Fair's Cooking Contests Attract Young Top Chef Wannabes
Matronly home cooks clutching recipe cards inherited from their kitchen-wise grannies are no longer shoo-ins to win culinary contests at the State Fair of Texas.
The number of young men competing in the various contests featuring Dr Pepper, Spam and Malt-o-Meal has been steadily increasing over the past decade, but this year may mark a tipping point for what longtime contest judge Marc Cassell characterizes as the "single man" contingent: Volunteers estimate as many as half of this year's competitors don't fit the stereotypical aproned housewife mold.
"We have more young ones than we've ever had," says Sharon Williams, a volunteer contest coordinator. "There are probably four men that come almost every day, and we have a teenager who beat out his mother."
Williams attributes the phenomenon partly to the Food Network, which has restored glamour and prestige to the agricultural tradition of outcooking one's neighbor.
"And once they see they're not the only man here, they come back," she says.
In the Hollywood version of this story, the old-timers would resent the newcomers, sabotaging their recipes and stealing their flour. But Williams says there's no hostility on the kitchen floor.
"Oh no, not at all," Williams says. "They're very welcoming."
The competitors' camaraderie extends even to under-prepared entrants, such as the man who showed up empty-handed for a contest in which competitors were required to bring their own ingredients. Other competitors equipped the newbie with what he needed and, Williams says, "he won first place."
"You see a lot of goodwill," says Cassell, executive chef at Park.

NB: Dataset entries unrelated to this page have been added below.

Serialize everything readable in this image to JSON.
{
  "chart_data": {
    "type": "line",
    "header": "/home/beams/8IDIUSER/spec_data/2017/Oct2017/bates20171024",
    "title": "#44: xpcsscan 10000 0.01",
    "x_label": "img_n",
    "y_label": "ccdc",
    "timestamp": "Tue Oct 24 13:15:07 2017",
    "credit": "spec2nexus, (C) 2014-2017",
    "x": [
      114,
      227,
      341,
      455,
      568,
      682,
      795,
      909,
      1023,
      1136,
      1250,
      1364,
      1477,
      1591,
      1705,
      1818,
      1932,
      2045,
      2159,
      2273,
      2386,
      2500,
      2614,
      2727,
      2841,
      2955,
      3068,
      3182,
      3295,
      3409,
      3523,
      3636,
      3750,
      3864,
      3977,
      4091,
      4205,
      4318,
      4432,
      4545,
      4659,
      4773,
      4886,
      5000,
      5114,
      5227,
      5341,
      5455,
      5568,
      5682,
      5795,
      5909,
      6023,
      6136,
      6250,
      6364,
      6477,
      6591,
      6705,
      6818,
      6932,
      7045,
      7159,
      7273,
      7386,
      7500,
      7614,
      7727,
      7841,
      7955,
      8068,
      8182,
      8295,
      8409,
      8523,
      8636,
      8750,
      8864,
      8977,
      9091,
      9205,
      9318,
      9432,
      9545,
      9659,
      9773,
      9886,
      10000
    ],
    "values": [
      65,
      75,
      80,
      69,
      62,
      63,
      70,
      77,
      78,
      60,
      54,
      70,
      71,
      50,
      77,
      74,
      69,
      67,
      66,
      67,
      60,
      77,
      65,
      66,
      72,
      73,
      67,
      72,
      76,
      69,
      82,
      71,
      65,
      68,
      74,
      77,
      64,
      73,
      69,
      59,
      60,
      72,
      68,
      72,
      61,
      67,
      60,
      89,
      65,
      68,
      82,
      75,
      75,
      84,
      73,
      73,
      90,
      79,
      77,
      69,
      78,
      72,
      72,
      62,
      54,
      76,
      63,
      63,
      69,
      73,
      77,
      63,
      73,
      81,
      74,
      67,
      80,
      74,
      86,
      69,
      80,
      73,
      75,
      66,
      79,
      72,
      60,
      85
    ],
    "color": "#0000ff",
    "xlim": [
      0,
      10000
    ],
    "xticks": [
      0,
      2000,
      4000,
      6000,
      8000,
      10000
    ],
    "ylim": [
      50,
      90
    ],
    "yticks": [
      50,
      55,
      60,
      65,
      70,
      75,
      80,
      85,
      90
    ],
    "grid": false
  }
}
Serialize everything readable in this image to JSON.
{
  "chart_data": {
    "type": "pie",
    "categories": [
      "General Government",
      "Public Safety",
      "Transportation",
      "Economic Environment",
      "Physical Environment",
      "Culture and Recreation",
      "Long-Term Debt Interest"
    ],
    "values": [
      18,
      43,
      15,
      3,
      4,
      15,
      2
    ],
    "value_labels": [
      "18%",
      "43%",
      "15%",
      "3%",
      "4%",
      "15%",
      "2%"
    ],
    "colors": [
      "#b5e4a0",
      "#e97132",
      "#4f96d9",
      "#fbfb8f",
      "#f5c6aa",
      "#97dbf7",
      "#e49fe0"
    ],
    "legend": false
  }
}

Williams hasn't yet calculated whether young cooks are winning more contests than the cooks who, as Cassell puts it, "still use Oleo in their recipes." But the results of the Red River Biscuit Shootout suggest the new class of cooks might have a slight edge: While Cassell wasn't wowed by biscuits submitted in the contest's non-traditional category, he says, "overall, they were better" than the traditional entries.
"The standard biscuits weren't that great," he says. "I figured, judging the biscuit contest at the State Fair of Texas, I'd taste some damn good biscuits."